Colin Freeman, The Telegraph
Stephen Purvis and his Lebanese-born colleague Amado Fakhre were held after their company, Coral Capital Group, fell foul of a massive anti-graft drive launched by President Raul Castro. Until then, their investment firm had been playing a leading role in developing the Caribbean island's tourist economy by financing luxury hotels and golf courses.
During their time in custody they were questioned at the Villa Marista, a notorious counter-intelligence headquarters, and then taken to a wing specially set aside for foreigners at La Condesa prison in Havana.
The British embassy, which has been providing both men with consular help, said that Mr Purvis was released on Monday and Mr Fakhre on Wednesday. Their trial took place behind closed doors last month.
No details of the charges against them have been released, although it is understood that half a dozen Cubans were also involved in the case. The detention of the two Britons has alarmed other foreign businesspeople working in Cuba, which is relying on foreign know-how to help its moribund communist economy adapt to market reforms.
An architect by training, 52-year-old Mr Purvis lived with his family in Cuba and was a well-known figure on the island, serving as the board member of an international school in Havana and as the producer of a local dance show. As Coral's chief operating officer, he was also the public face of the firm's plans to build an ambitious 1,200 home golf resort on prime beachland on the edge of the capital at Bellomonte.
The project, worth hundreds of millions of dollars, symbolised the U-turn that Cuba has made as it tries to modernise economically. Shortly after Raul's brother Fidel took power in 1959, he famously shut all the golf courses, claiming it was a "bourgeois" hobby that had no place in a communist revolutionary state.
Coral also spent $28 million modernising the Saratoga hotel, a landmark in Havana's historic city centre, and was also involved a raft of other businesses in Cuba, including ports, bottle manufacturing, film production and a Land Rover concession.

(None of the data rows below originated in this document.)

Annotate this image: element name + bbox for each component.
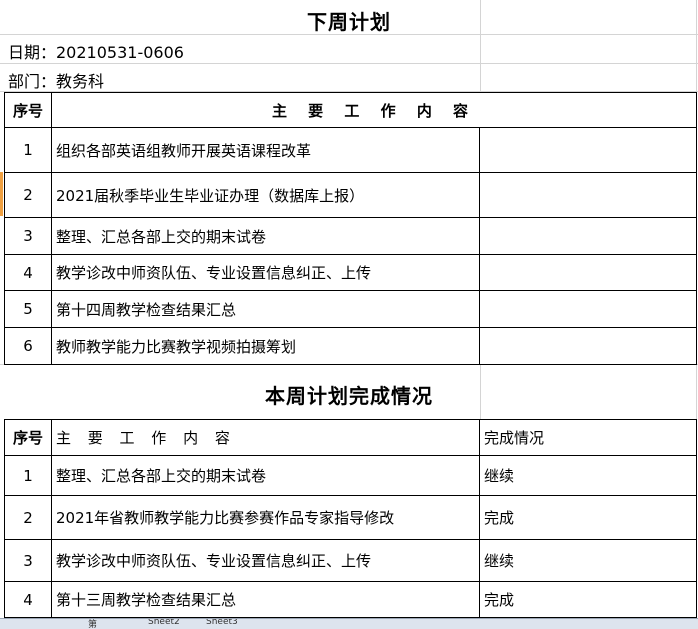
row-num[interactable]: 1	[4, 127, 52, 173]
header-num[interactable]: 序号	[4, 419, 52, 456]
table-row: 1 组织各部英语组教师开展英语课程改革	[4, 127, 697, 173]
row-status[interactable]: 完成	[479, 581, 697, 618]
row-task[interactable]: 第十四周教学检查结果汇总	[51, 290, 480, 328]
row-task[interactable]: 2021届秋季毕业生毕业证办理（数据库上报）	[51, 172, 480, 218]
header-main[interactable]: 主 要 工 作 内 容	[51, 92, 697, 128]
row-selection-marker	[0, 172, 3, 216]
table-row: 4 第十三周教学检查结果汇总 完成	[4, 581, 697, 618]
table-row: 1 整理、汇总各部上交的期末试卷 继续	[4, 455, 697, 496]
sheet-tab[interactable]: Sheet2	[148, 619, 180, 627]
header-num[interactable]: 序号	[4, 92, 52, 128]
table-row: 3 教学诊改中师资队伍、专业设置信息纠正、上传 继续	[4, 539, 697, 582]
spreadsheet-area: 下周计划 日期：20210531-0606 部门：教务科 序号 主 要 工 作 …	[0, 0, 698, 618]
header-main[interactable]: 主 要 工 作 内 容	[51, 419, 480, 456]
sheet-tab[interactable]: Sheet3	[206, 619, 238, 627]
row-num[interactable]: 3	[4, 217, 52, 255]
row-task[interactable]: 教师教学能力比赛教学视频拍摄筹划	[51, 327, 480, 365]
table-row: 3 整理、汇总各部上交的期末试卷	[4, 217, 697, 255]
table-row: 2 2021年省教师教学能力比赛参赛作品专家指导修改 完成	[4, 495, 697, 540]
table-row: 4 教学诊改中师资队伍、专业设置信息纠正、上传	[4, 254, 697, 291]
row-task[interactable]: 教学诊改中师资队伍、专业设置信息纠正、上传	[51, 254, 480, 291]
next-week-title: 下周计划	[307, 10, 391, 34]
sheet-tab-bar: 第 Sheet2 Sheet3	[0, 618, 698, 629]
row-status[interactable]: 继续	[479, 455, 697, 496]
row-extra[interactable]	[479, 172, 697, 218]
row-extra[interactable]	[479, 327, 697, 365]
row-extra[interactable]	[479, 127, 697, 173]
table-header-row: 序号 主 要 工 作 内 容 完成情况	[4, 419, 697, 456]
row-task[interactable]: 教学诊改中师资队伍、专业设置信息纠正、上传	[51, 539, 480, 582]
row-num[interactable]: 5	[4, 290, 52, 328]
this-week-title: 本周计划完成情况	[265, 384, 433, 408]
row-num[interactable]: 4	[4, 581, 52, 618]
dept-line: 部门：教务科	[8, 72, 105, 91]
date-line: 日期：20210531-0606	[8, 43, 184, 62]
table-row: 5 第十四周教学检查结果汇总	[4, 290, 697, 328]
row-num[interactable]: 3	[4, 539, 52, 582]
row-num[interactable]: 2	[4, 495, 52, 540]
row-extra[interactable]	[479, 217, 697, 255]
row-num[interactable]: 6	[4, 327, 52, 365]
header-status[interactable]: 完成情况	[479, 419, 697, 456]
row-num[interactable]: 4	[4, 254, 52, 291]
sheet-tab[interactable]: 第	[88, 619, 97, 629]
row-status[interactable]: 继续	[479, 539, 697, 582]
row-extra[interactable]	[479, 290, 697, 328]
next-week-table: 序号 主 要 工 作 内 容 1 组织各部英语组教师开展英语课程改革 2 202…	[4, 92, 697, 365]
row-num[interactable]: 1	[4, 455, 52, 496]
row-task[interactable]: 整理、汇总各部上交的期末试卷	[51, 217, 480, 255]
table-header-row: 序号 主 要 工 作 内 容	[4, 92, 697, 128]
table-row: 6 教师教学能力比赛教学视频拍摄筹划	[4, 327, 697, 365]
row-task[interactable]: 第十三周教学检查结果汇总	[51, 581, 480, 618]
row-extra[interactable]	[479, 254, 697, 291]
this-week-table: 序号 主 要 工 作 内 容 完成情况 1 整理、汇总各部上交的期末试卷 继续 …	[4, 419, 697, 618]
row-task[interactable]: 组织各部英语组教师开展英语课程改革	[51, 127, 480, 173]
row-status[interactable]: 完成	[479, 495, 697, 540]
row-task[interactable]: 2021年省教师教学能力比赛参赛作品专家指导修改	[51, 495, 480, 540]
gridline	[0, 63, 698, 64]
row-task[interactable]: 整理、汇总各部上交的期末试卷	[51, 455, 480, 496]
row-num[interactable]: 2	[4, 172, 52, 218]
table-row: 2 2021届秋季毕业生毕业证办理（数据库上报）	[4, 172, 697, 218]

In an interview in 2011, Mr Purvis had said he felt confident doing business in Cuba, claiming to be well aware of the pitfalls that might put off other investors.
"We have invested time here; we've moved our families here," he said. "We understand the culture. Cubans want to do business with people they know."

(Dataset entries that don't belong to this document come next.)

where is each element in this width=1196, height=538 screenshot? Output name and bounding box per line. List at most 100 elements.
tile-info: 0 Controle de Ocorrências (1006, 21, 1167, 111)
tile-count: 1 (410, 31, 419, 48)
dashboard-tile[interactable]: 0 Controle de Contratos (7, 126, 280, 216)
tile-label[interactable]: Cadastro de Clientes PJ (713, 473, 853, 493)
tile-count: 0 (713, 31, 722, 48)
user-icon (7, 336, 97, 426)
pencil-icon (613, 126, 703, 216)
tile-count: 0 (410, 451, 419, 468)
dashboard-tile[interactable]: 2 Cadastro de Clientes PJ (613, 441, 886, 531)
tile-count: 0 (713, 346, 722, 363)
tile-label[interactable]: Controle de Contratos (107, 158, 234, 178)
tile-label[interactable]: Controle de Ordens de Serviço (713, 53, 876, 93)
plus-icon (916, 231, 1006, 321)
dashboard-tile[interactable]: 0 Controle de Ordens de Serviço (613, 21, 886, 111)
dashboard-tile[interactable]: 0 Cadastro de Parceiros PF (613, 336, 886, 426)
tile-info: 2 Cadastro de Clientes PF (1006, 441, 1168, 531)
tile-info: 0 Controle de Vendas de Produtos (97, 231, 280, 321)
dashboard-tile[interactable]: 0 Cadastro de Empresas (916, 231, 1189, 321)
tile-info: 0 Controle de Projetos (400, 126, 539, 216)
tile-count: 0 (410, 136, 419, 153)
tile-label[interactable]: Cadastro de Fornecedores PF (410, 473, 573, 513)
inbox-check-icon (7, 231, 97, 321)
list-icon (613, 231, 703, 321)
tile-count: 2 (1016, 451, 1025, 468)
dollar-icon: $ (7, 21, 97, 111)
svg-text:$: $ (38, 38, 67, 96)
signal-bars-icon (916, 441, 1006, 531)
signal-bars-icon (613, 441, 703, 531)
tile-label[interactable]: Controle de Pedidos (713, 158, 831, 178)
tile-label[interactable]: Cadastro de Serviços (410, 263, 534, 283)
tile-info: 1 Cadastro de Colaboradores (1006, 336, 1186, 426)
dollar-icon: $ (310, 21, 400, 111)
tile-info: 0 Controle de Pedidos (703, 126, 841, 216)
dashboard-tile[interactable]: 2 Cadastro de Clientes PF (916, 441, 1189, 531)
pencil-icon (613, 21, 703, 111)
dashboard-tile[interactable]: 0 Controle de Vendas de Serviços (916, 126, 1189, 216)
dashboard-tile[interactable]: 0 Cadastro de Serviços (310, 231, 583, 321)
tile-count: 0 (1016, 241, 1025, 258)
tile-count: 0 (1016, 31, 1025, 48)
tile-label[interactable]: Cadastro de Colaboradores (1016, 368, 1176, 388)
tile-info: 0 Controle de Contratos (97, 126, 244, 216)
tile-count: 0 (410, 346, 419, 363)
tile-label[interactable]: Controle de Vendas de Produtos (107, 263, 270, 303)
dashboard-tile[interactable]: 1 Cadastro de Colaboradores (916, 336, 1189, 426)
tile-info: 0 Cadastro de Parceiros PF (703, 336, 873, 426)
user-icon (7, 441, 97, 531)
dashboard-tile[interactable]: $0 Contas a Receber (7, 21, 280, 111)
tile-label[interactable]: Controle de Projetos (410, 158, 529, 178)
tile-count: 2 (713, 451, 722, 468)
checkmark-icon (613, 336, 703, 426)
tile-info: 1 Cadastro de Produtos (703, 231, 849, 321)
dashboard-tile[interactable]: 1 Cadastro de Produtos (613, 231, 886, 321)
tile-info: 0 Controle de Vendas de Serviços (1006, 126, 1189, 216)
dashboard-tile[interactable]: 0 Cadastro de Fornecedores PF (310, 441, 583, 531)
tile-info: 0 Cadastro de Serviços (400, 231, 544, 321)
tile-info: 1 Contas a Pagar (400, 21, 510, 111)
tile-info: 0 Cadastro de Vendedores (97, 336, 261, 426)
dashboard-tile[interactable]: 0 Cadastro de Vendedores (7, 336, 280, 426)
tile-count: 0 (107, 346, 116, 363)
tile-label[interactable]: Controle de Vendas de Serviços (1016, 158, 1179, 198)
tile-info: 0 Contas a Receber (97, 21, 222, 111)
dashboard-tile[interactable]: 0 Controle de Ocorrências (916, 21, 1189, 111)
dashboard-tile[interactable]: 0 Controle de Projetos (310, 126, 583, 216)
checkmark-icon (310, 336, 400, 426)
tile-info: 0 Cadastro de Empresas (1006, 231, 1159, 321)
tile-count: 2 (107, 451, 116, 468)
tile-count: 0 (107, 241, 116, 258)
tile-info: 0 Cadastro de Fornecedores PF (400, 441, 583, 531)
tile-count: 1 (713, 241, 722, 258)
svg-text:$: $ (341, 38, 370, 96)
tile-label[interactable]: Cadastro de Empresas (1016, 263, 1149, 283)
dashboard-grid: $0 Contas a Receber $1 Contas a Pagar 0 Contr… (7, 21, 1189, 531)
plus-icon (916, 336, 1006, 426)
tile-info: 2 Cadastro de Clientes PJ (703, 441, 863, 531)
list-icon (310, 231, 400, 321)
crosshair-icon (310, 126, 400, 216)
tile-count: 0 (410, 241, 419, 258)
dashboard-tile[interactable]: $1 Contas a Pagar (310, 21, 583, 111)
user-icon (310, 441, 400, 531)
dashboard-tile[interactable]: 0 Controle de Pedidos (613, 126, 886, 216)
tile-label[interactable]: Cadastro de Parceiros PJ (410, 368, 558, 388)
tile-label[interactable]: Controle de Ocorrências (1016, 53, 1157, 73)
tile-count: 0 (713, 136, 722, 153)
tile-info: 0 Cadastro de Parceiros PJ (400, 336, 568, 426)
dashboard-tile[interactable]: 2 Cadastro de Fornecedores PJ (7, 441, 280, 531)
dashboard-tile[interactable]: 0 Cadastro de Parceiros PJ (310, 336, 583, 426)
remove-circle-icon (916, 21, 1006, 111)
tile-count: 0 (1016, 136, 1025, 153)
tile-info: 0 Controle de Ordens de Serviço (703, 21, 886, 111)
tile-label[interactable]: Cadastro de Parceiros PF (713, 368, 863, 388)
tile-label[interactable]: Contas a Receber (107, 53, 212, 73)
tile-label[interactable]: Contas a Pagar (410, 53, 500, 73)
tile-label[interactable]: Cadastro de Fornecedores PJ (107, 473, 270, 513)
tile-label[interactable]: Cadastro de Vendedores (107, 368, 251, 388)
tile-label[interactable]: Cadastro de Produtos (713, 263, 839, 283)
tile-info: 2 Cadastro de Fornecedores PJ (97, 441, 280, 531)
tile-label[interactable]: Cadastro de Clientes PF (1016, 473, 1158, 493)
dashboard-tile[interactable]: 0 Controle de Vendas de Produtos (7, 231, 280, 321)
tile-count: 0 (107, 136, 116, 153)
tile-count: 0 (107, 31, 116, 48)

However, all foreign investors in Cuba are required to have local partners by law, and in the last two years, dozens of senior Cuban managers, incuding vice-ministers and close associates of the Castro brothers, have been arrested on suspicion of taking kickbacks.
While few details of the Coral case have been made public, it is understood that they may have focused on the firm's sidelines in trade finance and import ventures rather than its real estate portfolio.
Mr Purvis was arrested in March last year, as he was about to take his children to school, while Mr Fakhre, who was Coral's executive director, was held in October 2011, following a raid by Cuban police on Coral's offices in Havana, which were then closed.
According to one report on the Reuters news agency, the two men were both found guilty of minor charges and released for time served. Mr Purvis was apparently told that he was free to leave the country, while Mr Fakhre's status was unclear. Neither could be reached for comment, nor was anyone available at Coral's office in London.